The final chapter, “The Documentary Art of Surrender: Humane-itarian and Posthumanist Encounters with Animals,” asks what to do when making visible isn’t enough and further to that isn’t even ethical. How can documentary and documentary makers question what it means to perpetuate regimes of visibility? By focusing on animal portraits Rangan shows how the recognition of the self pervades documentary forms in an anthropocentric way reinforcing normative discourses. Here she cites Agamben’s “anthropological machine or machine for the reproduction of the human,” as well as Foucault’s work in Discipline and Punish reaffirming that “visibility is a trap.”

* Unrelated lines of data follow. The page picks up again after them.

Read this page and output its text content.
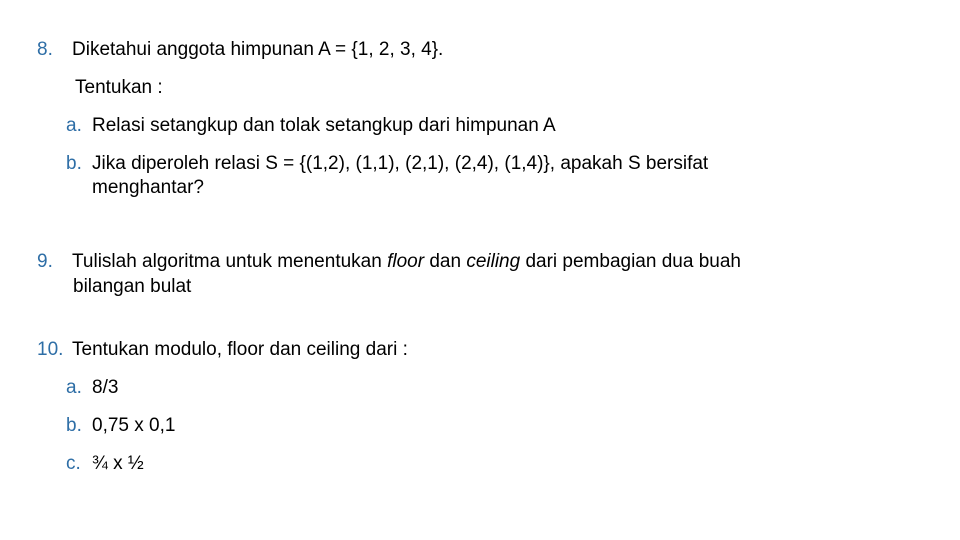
8. Diketahui anggota himpunan A = {1, 2, 3, 4}.
Tentukan :
a. Relasi setangkup dan tolak setangkup dari himpunan A
b. Jika diperoleh relasi S = {(1,2), (1,1), (2,1), (2,4), (1,4)}, apakah S bersifat
menghantar?
9. Tulislah algoritma untuk menentukan floor dan ceiling dari pembagian dua buah
bilangan bulat
10. Tentukan modulo, floor dan ceiling dari :
a. 8/3
b. 0,75 x 0,1
c. ¾ x ½
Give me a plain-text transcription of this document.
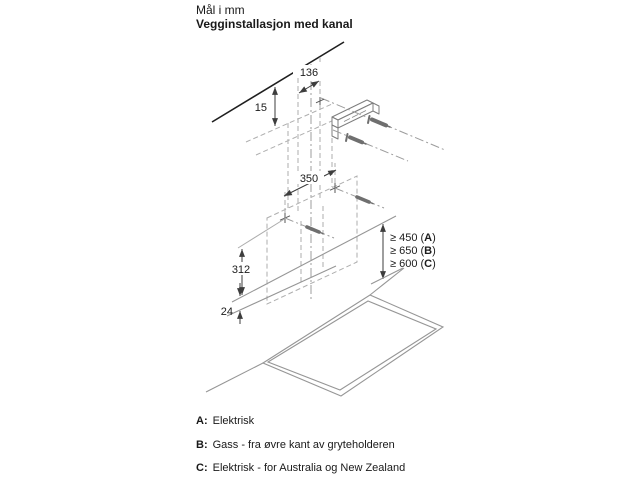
Mål i mm
Vegginstallasjon med kanal
15
136
350
312
24
≥ 450 (A)
≥ 650 (B)
≥ 600 (C)
A: Elektrisk
B: Gass - fra øvre kant av gryteholderen
C: Elektrisk - for Australia og New Zealand
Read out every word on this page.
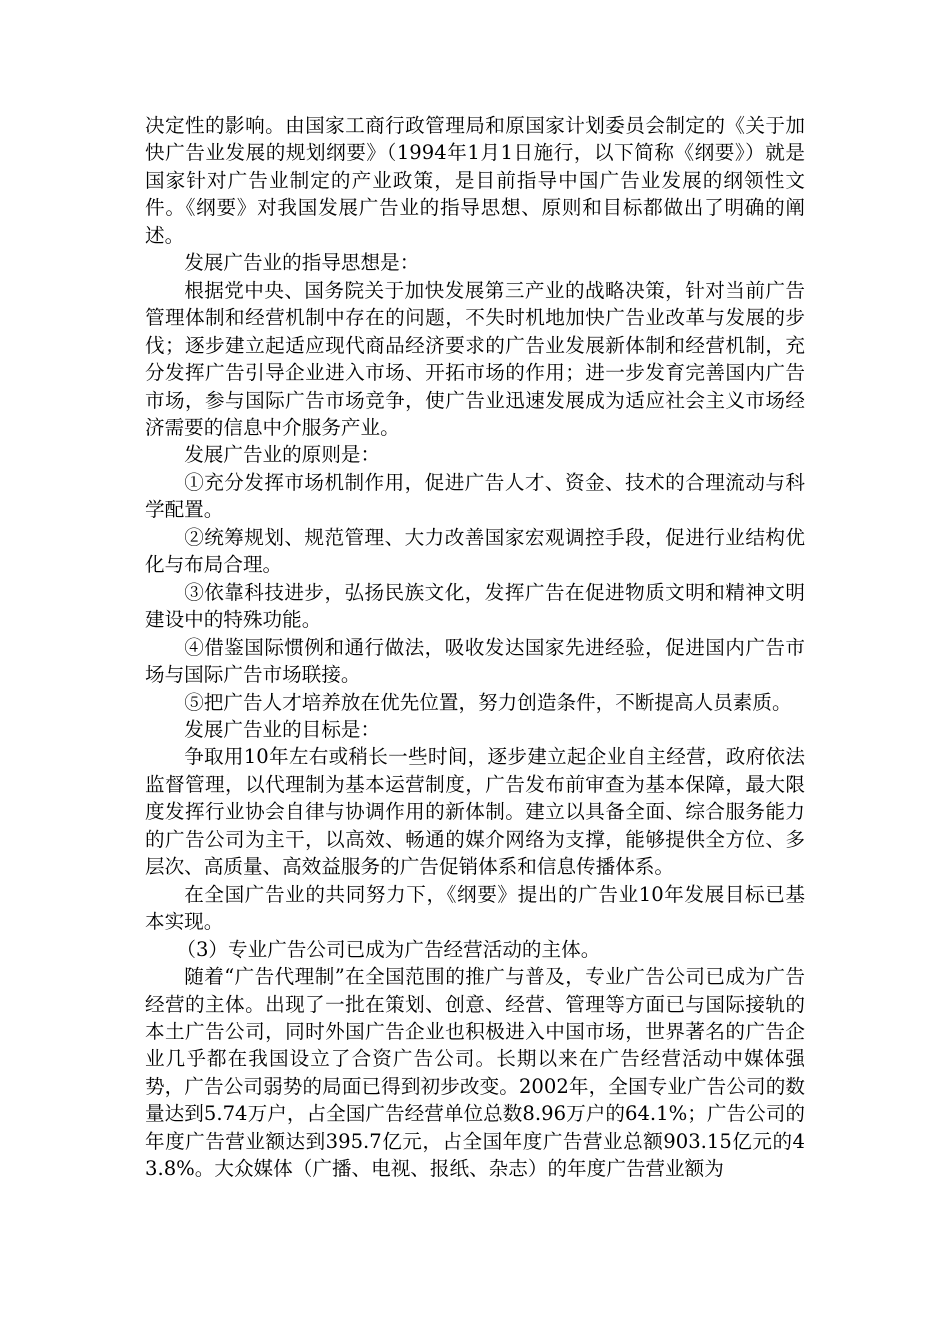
决定性的影响。由国家工商行政管理局和原国家计划委员会制定的《关于加快广告业发展的规划纲要》（1994年1月1日施行，以下简称《纲要》）就是国家针对广告业制定的产业政策，是目前指导中国广告业发展的纲领性文件。《纲要》对我国发展广告业的指导思想、原则和目标都做出了明确的阐述。

发展广告业的指导思想是：

根据党中央、国务院关于加快发展第三产业的战略决策，针对当前广告管理体制和经营机制中存在的问题，不失时机地加快广告业改革与发展的步伐；逐步建立起适应现代商品经济要求的广告业发展新体制和经营机制，充分发挥广告引导企业进入市场、开拓市场的作用；进一步发育完善国内广告市场，参与国际广告市场竞争，使广告业迅速发展成为适应社会主义市场经济需要的信息中介服务产业。

发展广告业的原则是：

①充分发挥市场机制作用，促进广告人才、资金、技术的合理流动与科学配置。

②统筹规划、规范管理、大力改善国家宏观调控手段，促进行业结构优化与布局合理。

③依靠科技进步，弘扬民族文化，发挥广告在促进物质文明和精神文明建设中的特殊功能。

④借鉴国际惯例和通行做法，吸收发达国家先进经验，促进国内广告市场与国际广告市场联接。

⑤把广告人才培养放在优先位置，努力创造条件，不断提高人员素质。

发展广告业的目标是：

争取用10年左右或稍长一些时间，逐步建立起企业自主经营，政府依法监督管理，以代理制为基本运营制度，广告发布前审查为基本保障，最大限度发挥行业协会自律与协调作用的新体制。建立以具备全面、综合服务能力的广告公司为主干，以高效、畅通的媒介网络为支撑，能够提供全方位、多层次、高质量、高效益服务的广告促销体系和信息传播体系。

在全国广告业的共同努力下，《纲要》提出的广告业10年发展目标已基本实现。

（3）专业广告公司已成为广告经营活动的主体。

随着“广告代理制”在全国范围的推广与普及，专业广告公司已成为广告经营的主体。出现了一批在策划、创意、经营、管理等方面已与国际接轨的本土广告公司，同时外国广告企业也积极进入中国市场，世界著名的广告企业几乎都在我国设立了合资广告公司。长期以来在广告经营活动中媒体强势，广告公司弱势的局面已得到初步改变。2002年，全国专业广告公司的数量达到5.74万户，占全国广告经营单位总数8.96万户的64.1%；广告公司的年度广告营业额达到395.7亿元，占全国年度广告营业总额903.15亿元的43.8%。大众媒体（广播、电视、报纸、杂志）的年度广告营业额为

Concluding the book with a chapter on animals reinforces the impulse of Rangan’s project here; questioning the “human.” What Rangan has accomplished is a “more far-reaching approach to media ethics that opens up the horizons of humanity rather than presuming them in advance” (15). Rangan provides a precise and accessible theory of the aesthetic and political implications of the audiovisual tropes mobilized when documentary is in emergency mode, and “rescuing” marginalized bare-life is posited as a priority. Ultimately, Rangan succeeds in paving a way “toward a more radical ethic of reflexivity in participatory documentary that surrenders to and takes its cues from the relational modes of the other, instead of bringing them into the humanist enclosure of the politics of visibility, and its implied vision of subjectivity and agency” (169).